Manipulating Traffic Data
The first GPS navigation devices for cars were strictly "dumb" in the sense of picking optimal routes on speed or distance. The past few years have seen models incorporate traffic information to perform on-the-fly route optimization. That information used to come through inaudible frequencies through FM radio but the prevalence of smartphone GPS navigation applications is shifting that to a direct pull via the Internet. But how has that data been derived? Many of those smartphones in cars are transmitting speed and location information back to central servers that aggregate the data to determine flow rates on traffic routes. However, due to users demanding privacy, the traffic aggregators cannot guarantee authenticity of the originating source. What does this mean? Well, a BlackHat presentation shows a proof-of-concept for falsifying traffic data in order to "control" the information passed back to drivers. (pdf)

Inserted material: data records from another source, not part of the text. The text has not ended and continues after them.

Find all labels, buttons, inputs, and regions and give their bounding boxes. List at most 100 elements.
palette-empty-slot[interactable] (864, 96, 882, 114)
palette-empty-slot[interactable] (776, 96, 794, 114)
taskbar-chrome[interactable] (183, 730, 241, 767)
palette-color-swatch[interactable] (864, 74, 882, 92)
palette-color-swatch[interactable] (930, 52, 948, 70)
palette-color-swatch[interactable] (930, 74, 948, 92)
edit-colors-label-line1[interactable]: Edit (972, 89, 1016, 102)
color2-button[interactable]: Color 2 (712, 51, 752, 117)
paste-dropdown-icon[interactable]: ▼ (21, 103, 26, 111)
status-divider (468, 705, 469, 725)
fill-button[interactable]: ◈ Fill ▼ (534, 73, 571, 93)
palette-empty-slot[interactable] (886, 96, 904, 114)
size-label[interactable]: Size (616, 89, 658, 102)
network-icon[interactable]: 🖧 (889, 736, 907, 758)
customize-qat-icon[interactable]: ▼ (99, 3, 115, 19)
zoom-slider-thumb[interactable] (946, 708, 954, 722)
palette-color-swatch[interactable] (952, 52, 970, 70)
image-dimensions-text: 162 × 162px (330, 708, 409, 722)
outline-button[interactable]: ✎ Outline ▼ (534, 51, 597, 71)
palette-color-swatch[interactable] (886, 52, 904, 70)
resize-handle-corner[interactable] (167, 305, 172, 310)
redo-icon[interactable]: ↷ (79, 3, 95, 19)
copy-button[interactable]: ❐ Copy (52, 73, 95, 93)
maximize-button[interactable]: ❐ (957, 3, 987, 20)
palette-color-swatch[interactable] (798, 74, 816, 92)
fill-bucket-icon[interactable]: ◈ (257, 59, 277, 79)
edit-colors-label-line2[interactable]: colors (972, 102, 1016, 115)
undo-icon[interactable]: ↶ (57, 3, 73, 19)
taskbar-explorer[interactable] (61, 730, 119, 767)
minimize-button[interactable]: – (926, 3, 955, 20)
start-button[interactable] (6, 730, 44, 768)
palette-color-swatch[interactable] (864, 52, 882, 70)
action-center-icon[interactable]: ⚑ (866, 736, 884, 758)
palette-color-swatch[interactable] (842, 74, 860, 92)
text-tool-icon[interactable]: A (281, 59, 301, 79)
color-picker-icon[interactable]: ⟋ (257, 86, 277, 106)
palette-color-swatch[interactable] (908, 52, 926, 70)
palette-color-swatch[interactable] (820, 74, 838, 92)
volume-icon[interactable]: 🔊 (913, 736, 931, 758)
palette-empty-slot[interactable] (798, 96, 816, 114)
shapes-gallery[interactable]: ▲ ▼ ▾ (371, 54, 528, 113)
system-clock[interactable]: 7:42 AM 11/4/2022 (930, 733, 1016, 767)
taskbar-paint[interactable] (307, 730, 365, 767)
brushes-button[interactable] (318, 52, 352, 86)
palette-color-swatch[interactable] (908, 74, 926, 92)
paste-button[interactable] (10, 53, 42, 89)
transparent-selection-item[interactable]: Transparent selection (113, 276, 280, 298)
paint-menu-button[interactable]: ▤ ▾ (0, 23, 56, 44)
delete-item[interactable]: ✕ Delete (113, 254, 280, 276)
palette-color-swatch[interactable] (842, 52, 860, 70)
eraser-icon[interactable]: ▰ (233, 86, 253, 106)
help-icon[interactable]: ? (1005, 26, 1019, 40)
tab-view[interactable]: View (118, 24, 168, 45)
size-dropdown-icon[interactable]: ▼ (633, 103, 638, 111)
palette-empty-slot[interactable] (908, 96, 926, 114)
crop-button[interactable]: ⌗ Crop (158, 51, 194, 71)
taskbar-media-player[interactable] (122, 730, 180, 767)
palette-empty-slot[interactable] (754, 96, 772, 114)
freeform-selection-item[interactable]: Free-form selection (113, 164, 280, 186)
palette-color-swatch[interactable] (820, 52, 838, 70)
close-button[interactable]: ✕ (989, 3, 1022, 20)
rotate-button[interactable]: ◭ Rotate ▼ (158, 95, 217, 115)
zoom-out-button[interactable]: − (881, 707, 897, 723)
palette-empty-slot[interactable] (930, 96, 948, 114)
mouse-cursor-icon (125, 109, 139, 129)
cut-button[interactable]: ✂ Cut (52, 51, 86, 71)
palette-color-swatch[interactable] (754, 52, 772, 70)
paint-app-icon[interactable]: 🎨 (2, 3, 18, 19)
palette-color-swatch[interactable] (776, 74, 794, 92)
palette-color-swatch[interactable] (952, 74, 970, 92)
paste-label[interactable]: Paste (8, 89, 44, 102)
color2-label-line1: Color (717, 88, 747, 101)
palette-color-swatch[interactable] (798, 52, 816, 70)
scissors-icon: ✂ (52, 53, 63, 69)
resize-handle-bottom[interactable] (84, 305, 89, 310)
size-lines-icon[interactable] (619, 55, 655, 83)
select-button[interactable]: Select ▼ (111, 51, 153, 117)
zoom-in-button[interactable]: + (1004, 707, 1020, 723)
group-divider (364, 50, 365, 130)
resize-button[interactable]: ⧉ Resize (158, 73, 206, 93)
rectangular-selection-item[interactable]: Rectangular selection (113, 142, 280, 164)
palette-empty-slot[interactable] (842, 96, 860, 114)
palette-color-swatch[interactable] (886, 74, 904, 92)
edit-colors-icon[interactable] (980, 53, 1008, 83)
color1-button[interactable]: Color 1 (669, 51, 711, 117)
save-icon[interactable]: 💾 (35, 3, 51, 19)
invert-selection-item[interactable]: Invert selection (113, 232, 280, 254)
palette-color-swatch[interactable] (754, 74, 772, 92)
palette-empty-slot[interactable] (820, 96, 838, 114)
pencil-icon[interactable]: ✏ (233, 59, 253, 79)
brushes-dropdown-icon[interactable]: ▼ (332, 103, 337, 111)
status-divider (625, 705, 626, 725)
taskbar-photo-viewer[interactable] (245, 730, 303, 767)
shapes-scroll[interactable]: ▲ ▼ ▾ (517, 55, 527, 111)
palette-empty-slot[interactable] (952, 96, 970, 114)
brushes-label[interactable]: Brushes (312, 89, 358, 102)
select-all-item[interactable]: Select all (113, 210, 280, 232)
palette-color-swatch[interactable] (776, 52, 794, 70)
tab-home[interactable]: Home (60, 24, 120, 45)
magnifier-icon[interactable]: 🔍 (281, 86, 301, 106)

An attacker could send false location information to Google without being detected and therefore affect the traffic flow analysis. If, for example, an attacker drives a route and collects the data packets sent to Google, he can replay them later with a modified cookie, platform key and time stamps. The attack can be intensified by carrying out several delayed transmissions with different cookies and platform keys to simulate multiple cars. If the attacker adds noise to the measured values (e.g. to the signal strengths of wireless access points), uses different source IP addresses, a distinction between real and fake location information is no longer possible.